"Sehr verehrter Herr Doktor RÜCK!
Meinem Weihnachtsgruß möchte ich noch ein paar Worte hinzufügen und Ihnen sagen, wie oft und wie freundschaftlich ich Ihrer gedenke! Daß unsere Korrespondenz in letzter Zeit etwas weniger lebhaft geworden ist, liegt ganz ausschließlich daran, daß eben keine Probleme vorlagen, die uns beide gemeinsam interessiert hätten.
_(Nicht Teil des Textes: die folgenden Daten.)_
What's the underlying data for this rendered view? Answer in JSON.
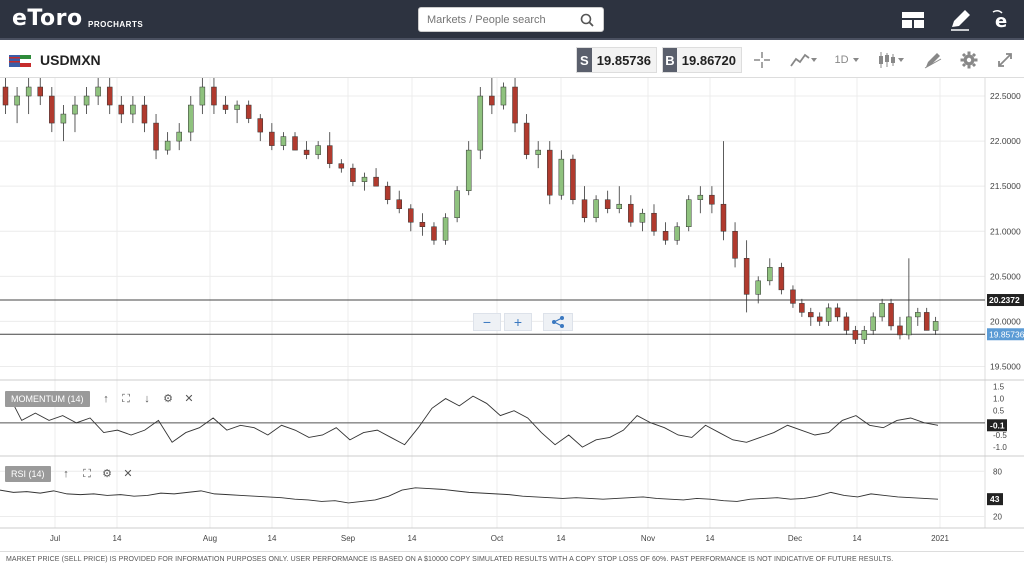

Sehr herzlich danken will ich Ihnen für die Übersendung des ‚Begleitheftes‘ zur Ausstellung ‚Musik und Musiker der Fuggerzeit‘ [Layer 1959a] in Augsburg, das eine Fülle von wertvollen Daten enthält.
Leider ist es mir nicht möglich gewesen, diese gewiß sehr interessante Ausstellung zu besuchen. War doch der vergangene Sommer mit den Ereignissen verschiedenster Art bis an den Rand angefüllt! Nachdem schon am 23. Mai die zu Ehren Kaiser Maximilians I. veranstaltete Ausstellung eröffnet worden war, folgte am 29. die offizielle Haydn-Ausstellung, die Hofrat NOWAK von der Nationalbibliothek in unmittelbarer Verbindung mit unserer Sammlung im Kuppelraum des großen Stiegenhauses der Neuen Burg eingerichtet hatte. Vom Kuppelraum, in dem Musikautographe, Manuscripte und Erinnerungen mannigfacher Art gezeigt wurden, gelangte man in den Marmorsaal, wo ich die Haydn-Instrumente unserer Sammlung darbot. Am 5. Juni fand dann unser großes Festwochenkonzert statt, das natürlich ebenfalls Haydn gewidmet war. Das Programm umfaßte ein Barytontrio (Baryton von D.A. Stadlman, Wien, 1752: Nikolaus HARNONCOURT), je eine Sonate für Cembalo (Shudi & Broadwood, London, 1775) und Hammerflügel (A. Walter, um 1795: Paul BADURA-SKODA), schließlich ein Klaviertrio (mit dem Hammerflügel Schantz). Es war ein ganz außerordentlich geglückter Abend.
Nach Schluß der Festwochen reiste ich dann zum Kongreß der GALPIN SOCIETY in Cambridge, wo ich eingeladen war, einen englischen Vortrag über unsere Sammlung mit Lichtbildern und Tonbandaufnahmen zu halten, anschließend zu einer Tagung der Leiter von Musikinstrumentensammlungen im Gemeindemuseum in Den Haag, die recht wichtige Ergebnisse gezeitigt hat. Dr. BERNER aus Berlin führte bei dieser Gelegenheit den Vorsitz.
Von meinem illustrierten Büchlein ‚Alte Musikinstrumente‘ [Luithlen 1954b] soll in nicht zu ferner Zeit eine neue, verschönerte Auflage erscheinen. Es wird mir eine Freude sein, Ihnen ein Exemplar davon als Ehrengabe zu überreichen!
Nehmen Sie nun, sehr verehrter Herr Doktor, meine herzlichsten Grüße und nochmals alle meine guten Wünsche für ein schönes Weihnachtsfest und ein glückliches neues Jahr! Wie stets bin ich // Ihr aufrichtig ergebener // [handschriftlich] Victor Luithlen // (Dr. Victor Luithlen) // Direktor der Sammlung alter // Musikinstrumente".